Lo primero es entender que la paz no consiste, simplemente, en el fin de las guerras. Esa sería una visión tan simplista como pensar que, si no llueve, siempre hace sol. La paz es un ecosistema complejo que pasa por la ausencia de todas las violencias. Y las hay de tres tipos. Por un lado está la visible, la agresión, la que se cuantifica a través de asesinatos o violaciones, pero eso es la punta del iceberg. Por otro, la estructural: las injusticias sociales, la pobreza, el hambre, todas esas desigualdades provocadas por este sistema productivo inhumano, las raíces podridas que alimentan el árbol de la discordia. Y por último, la violencia cultural, la que justifica la existencia de la visible y estructural. El patriarcado y el racismo son dos buenos ejemplos.
El dinero destinado a políticas de paz es ridículo, ni un solo país del mundo le dedica más del 1% de sus presupuestos
Así visto, echar abajo esta pirámide perversa parece imposible. Habría que aparcar demasiados intereses, desintoxicarse de tanto capitalismo, lograr que el poder no corrompa. Esforzarse mucho y, también, echarle billetes. El dinero destinado a políticas de paz es ridículo. Contó Herbolzheimer en su conferencia que ni un solo país del mundo le dedica más del 1% de sus presupuestos.
Y, sin embargo, siguen existiendo personas que creen que las utopías existen para dejar de serlo. Nelson Mandela, por ejemplo, demostró que es posible aparcar el odio, abrazar al verdugo y conseguir avances inconcebibles con un impacto revolucionario. Entendía que la paz pasa por crear un entorno justo, digno y humano para todas las personas con independencia de su procedencia, raza, clase o credo. Y no se rindió.
Por eso me hace gracia leer al Presidente, en la segunda carta de San Pedro a los españoles, presumiendo de la contribución del Gobierno a la paz en el mundo a través de su posición con el genocidio de Palestina o lo que pasa en Ucrania. Sí, se mojado bastante más que otros gobiernos de Occidente en estos asuntos, pero a mí me daría vergüenza hinchar tanto el pecho. Más que acciones valientes y solidarias, lo suyo huele a gesto de propaganda. Por otro lado, tampoco es que los partidos de la derecha y más allá se lo pongan fácil.

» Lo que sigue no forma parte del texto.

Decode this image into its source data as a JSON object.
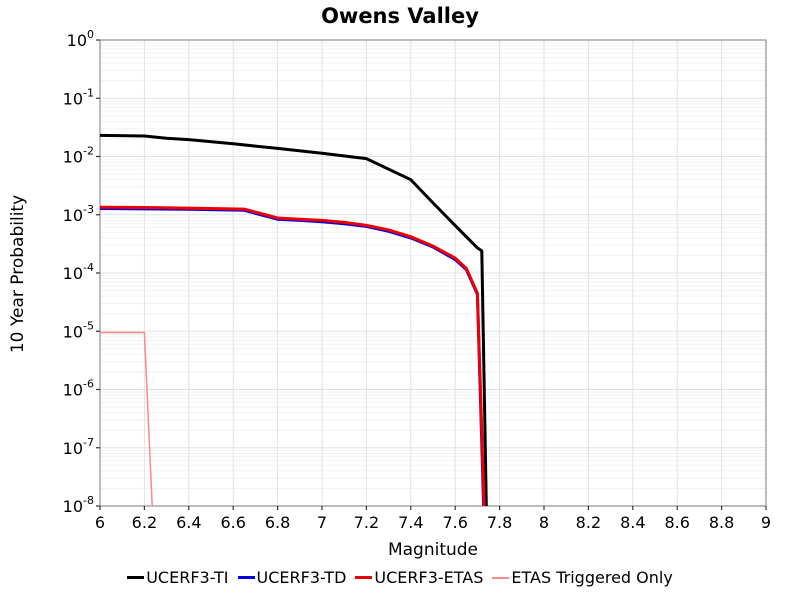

La verdadera paz empieza cuando decidimos bajar la guardia y escuchar, en lugar de atacar
Me encantaría que nuestros representantes fueran capaces de darle un descanso a la confrontación. La verdadera paz empieza cuando decidimos bajar la guardia y escuchar, en lugar de atacar. Pero qué poco hemos visto de eso en estas semanas previas a las elecciones europeas. Estos momentos, que deberían de ser de máximo ejercicio democrático, se han convertido en carnavales de odio y división. Por desgracia, la incapacidad de llegar a acuerdos no solo frena el progreso. También abre la puerta a políticas retrógadas. A que ganen los más malos.
Ojalá aparcar la polarización y ese empeño, en ocasiones insano, de defender nuestra verdad verdadera con la venda en los ojos y el cuchillo en la mano. Estoy de acuerdo con Herbolzheimer cuando dijo que este mundo necesita más "cobardes" y "traidores"; es decir, personas que dudan y están dispuestas a plantearse otra manera de pensar y hacer las cosas. Ellas son los verdaderas arquitectas del cambio, las que se atreven a cuestionar sus propias creencias y prejuicios, y ponerse a trabajar, enfrentándose a la incomprensión y el rechazo.
Puede que la paz sea un sueño, el más inalcanzable de los deseos, pero también una construcción constante y colectiva. Quizá hay que hablar menos de ella y practicarla más.
No sé, supongo que este artículo me ha quedado un poco entre discurso de Miss Universo y sermón dominical. Me voy un ratito a escuchar a Jiménez Losantos, o a Ferreras.